Challenges In AML Treatment
Elderly patients with AML have long faced limited options for their treatment, but that is no longer the case. However, challenges still remain in the treatment of this patient population.
Just a few years ago, the treatment options for elderly patients with acute myeloid leukemia (AML) were limited, but since 2017 there are now several new options for oncology professionals to choose from which have changed the approaches to treatment for elderly patients with AML, according to Pinkal Desai, MD.
At the 37th Annual Chemotherapy Foundation Symposium® Desai, an assistant professor in hematology and oncology at the Weil Cornell Medical College, had the chance to speak with OncLive®, a sister publication to Oncology Nursing News®, and discuss these updates. Desai also spoke to the challenges that remain persistent in the treatment of elderly patients with AML.
The biggest challenge is still curing patients with leukemia. So, we are fortunate, in this era of novel agents, that we are increasing the number of patients who can go into remission. So, very older patients and particularly over 70, we have never dealt with complete remission rates in the 70% range that we now get, so that's very encouraging when we get there, but in people who are younger and those still eligible for transplant within the older category, whether these agents will impact overall survival and curing these patients is something we are yet to see and discover.

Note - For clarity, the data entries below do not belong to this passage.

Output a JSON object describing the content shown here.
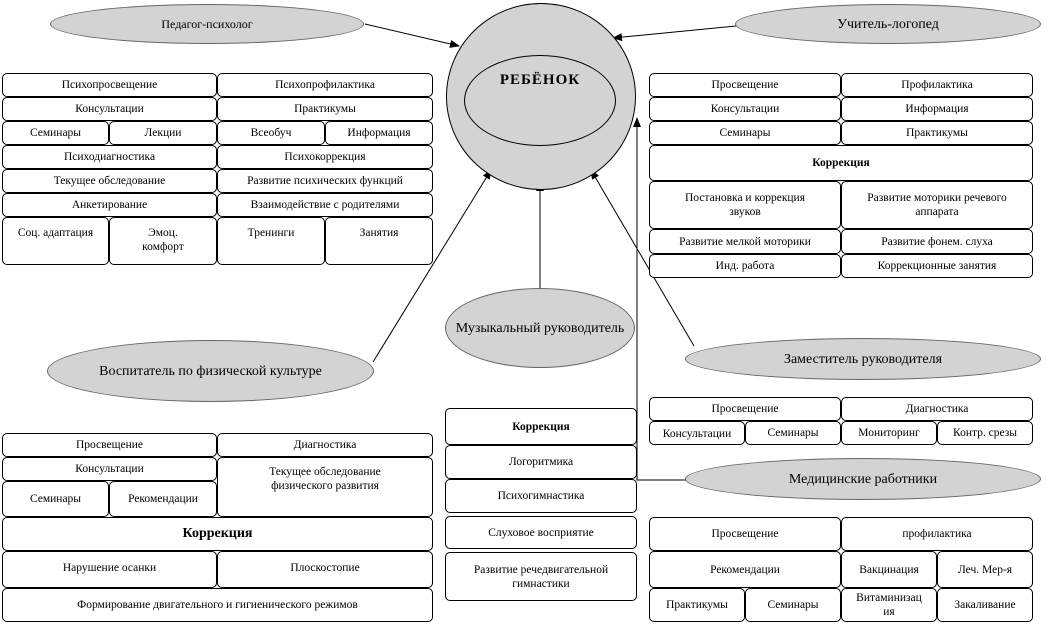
{
  "center": {
    "label": "РЕБЁНОК"
  },
  "roles": {
    "psychologist": "Педагог-психолог",
    "speech_therapist": "Учитель-логопед",
    "music": "Музыкальный руководитель",
    "pe_teacher": "Воспитатель по физической культуре",
    "deputy": "Заместитель руководителя",
    "medical": "Медицинские работники"
  },
  "psychologist_table": [
    "Психопросвещение",
    "Психопрофилактика",
    "Консультации",
    "Практикумы",
    "Семинары",
    "Лекции",
    "Всеобуч",
    "Информация",
    "Психодиагностика",
    "Психокоррекция",
    "Текущее обследование",
    "Развитие психических функций",
    "Анкетирование",
    "Взаимодействие с родителями",
    "Соц. адаптация",
    "Эмоц. комфорт",
    "Тренинги",
    "Занятия"
  ],
  "speech_table": [
    "Просвещение",
    "Профилактика",
    "Консультации",
    "Информация",
    "Семинары",
    "Практикумы",
    "Коррекция",
    "Постановка и коррекция звуков",
    "Развитие моторики речевого аппарата",
    "Развитие мелкой моторики",
    "Развитие фонем. слуха",
    "Инд. работа",
    "Коррекционные занятия"
  ],
  "deputy_table": [
    "Просвещение",
    "Диагностика",
    "Консультации",
    "Семинары",
    "Мониторинг",
    "Контр. срезы"
  ],
  "music_table": [
    "Коррекция",
    "Логоритмика",
    "Психогимнастика",
    "Слуховое восприятие",
    "Развитие речедвигательной гимнастики"
  ],
  "pe_table": [
    "Просвещение",
    "Диагностика",
    "Консультации",
    "Текущее обследование физического развития",
    "Семинары",
    "Рекомендации",
    "Коррекция",
    "Нарушение осанки",
    "Плоскостопие",
    "Формирование двигательного и гигиенического режимов"
  ],
  "medical_table": [
    "Просвещение",
    "профилактика",
    "Рекомендации",
    "Вакцинация",
    "Леч. Мер-я",
    "Практикумы",
    "Семинары",
    "Витаминизация",
    "Закаливание"
  ]
}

Ultimately, to a patient of leukemia, that's what matters. Obviously, can I be cured from this? And in older patients where we cannot transplant them, how long can we keep them in remission with these novel agents continuously one after the other. So ultimately it is the survival and durability of leukemia that we care most about. I think getting a high remission rate is the first step towards it. Now, using all of these agents in combinations in maintenance strategies to you know, do more things post-transplant in several areas, which can impact survival and credibility of patients.